Government told to cough up on Auckland Council rates

Auckland ratepayers could be paying less in rates if central government paid its fair share “like everyone else” and returned the GST on rates, according to Auckland Mayor Wayne Brown.

He says if the government did this, ratepayers would be looking at a 15% decrease in their rates bill in the next financial year, instead of potentially a 7.5% increase. That would be an average savings per household of $506.40.

“Why should central Government get a free ride?” Brown asked “They use our infrastructure but don’t pay the bill.”

In 2023/24 values, the total value of rates that central government is exempt from was estimated at just over $36.3 million and its GST take on rates was estimated at just over $415 million.

“That is a lot of money that should be returned to council for the upkeep of services to these properties.

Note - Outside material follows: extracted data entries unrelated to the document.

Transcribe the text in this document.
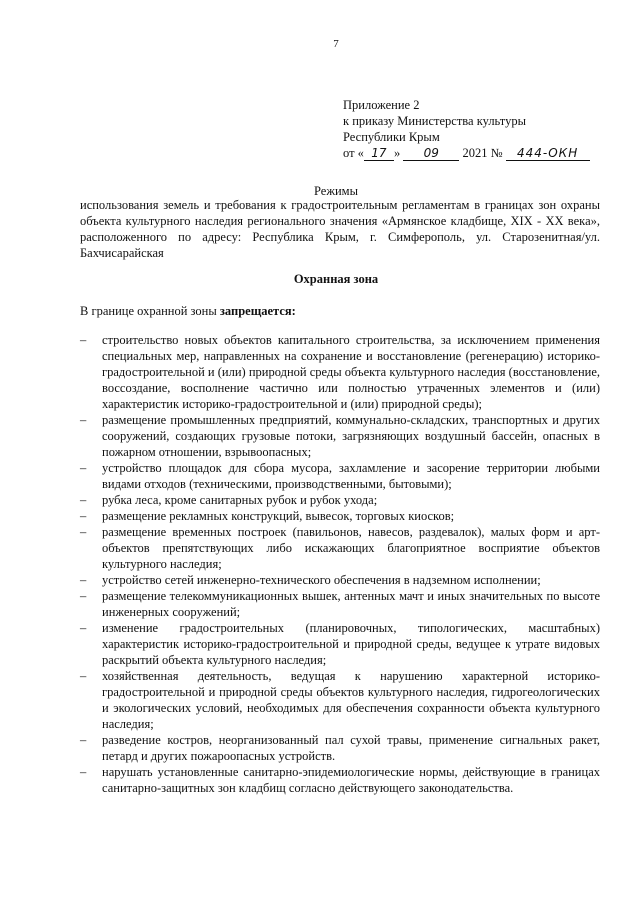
7
Приложение 2
к приказу Министерства культуры
Республики Крым
от « 17 » 09 2021 № 444-ОКН
Режимы
использования земель и требования к градостроительным регламентам в границах зон охраны объекта культурного наследия регионального значения «Армянское кладбище, XIX - XX века», расположенного по адресу: Республика Крым, г. Симферополь, ул. Старозенитная/ул. Бахчисарайская
Охранная зона
В границе охранной зоны запрещается:
– строительство новых объектов капитального строительства, за исключением применения специальных мер, направленных на сохранение и восстановление (регенерацию) историко-градостроительной и (или) природной среды объекта культурного наследия (восстановление, воссоздание, восполнение частично или полностью утраченных элементов и (или) характеристик историко-градостроительной и (или) природной среды);
– размещение промышленных предприятий, коммунально-складских, транспортных и других сооружений, создающих грузовые потоки, загрязняющих воздушный бассейн, опасных в пожарном отношении, взрывоопасных;
– устройство площадок для сбора мусора, захламление и засорение территории любыми видами отходов (техническими, производственными, бытовыми);
– рубка леса, кроме санитарных рубок и рубок ухода;
– размещение рекламных конструкций, вывесок, торговых киосков;
– размещение временных построек (павильонов, навесов, раздевалок), малых форм и арт-объектов препятствующих либо искажающих благоприятное восприятие объектов культурного наследия;
– устройство сетей инженерно-технического обеспечения в надземном исполнении;
– размещение телекоммуникационных вышек, антенных мачт и иных значительных по высоте инженерных сооружений;
– изменение градостроительных (планировочных, типологических, масштабных) характеристик историко-градостроительной и природной среды, ведущее к утрате видовых раскрытий объекта культурного наследия;
– хозяйственная деятельность, ведущая к нарушению характерной историко-градостроительной и природной среды объектов культурного наследия, гидрогеологических и экологических условий, необходимых для обеспечения сохранности объекта культурного наследия;
– разведение костров, неорганизованный пал сухой травы, применение сигнальных ракет, петард и других пожароопасных устройств.
– нарушать установленные санитарно-эпидемиологические нормы, действующие в границах санитарно-защитных зон кладбищ согласно действующего законодательства.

This is already a key ask in my manifesto for an Auckland Deal. I know there is appetite for it, politically and publicly.”

Following adoptions of recommendations from both the Auckland Council Governing Body and the

Houkura Independent Māori Statutory Board, the Mayor has formally requested the government:

• Pay rates on its own buildings in Auckland

• Reform laws around non-rateable land

• Transfer revenue equivalent to the GST charged on rates to Auckland Council

• Provide a share of the portion of GST collected on new residential builds

He says there are also properties such as airports, port land, other transport use land, wharves, jetties and churches, which are non-rateable under the Local Government (Rating) Act 2002.

“It’s old government laws like this that are allowing private enterprises to get a free ride when Aucklanders are struggling to make ends meet.”

Law reform would be required to bring the real world application up to date.

“It seems odd to me that a multi-billion dollar listed company such as Auckland International Airport Limited is sitting on hundreds of millions of dollars’ worth of non-rateable land, when everyday Aucklanders are doing it tough. Aucklanders are being short-changed.

“We put more into Treasury’s coffers than we get in return. We want a fair share of the revenue Auckland generates and, in this instance, the government is smart enough to recognise this. I’m looking forward to the discussions here.”

Brown says there is no other local authority in Australasia responsible for governing a third of the national population, yet revenue gained from government transfers in comparable regions shows Auckland isn’t getting a fair deal.

He says it would bring Auckland in better alignment with its overseas counterparts.

“In size and scope, we are more akin to a state government in Australia. Australian states receive 45% of their revenue through transfers from the federal government; Auckland Council receives a paltry 12%.

No wonder we can’t keep up.”

He says Auckland is straining under the cost of residential growth and receiving a share of GST collected on new builds would be fitting.

“It also doesn’t make sense that council doesn’t receive a share of GST collected on new builds; we have to foot the bill for the infrastructure and other amenities needed for new builds, yet the money goes to Wellington. I’m also looking forward to the conversations here.”

A return of GST on rates, and additionally that the government pays rates on its own property, were recommendations from the 2023 Future for Local Government review. The review also recognised that the current local government funding and finance system was already under pressure and was not sustainable.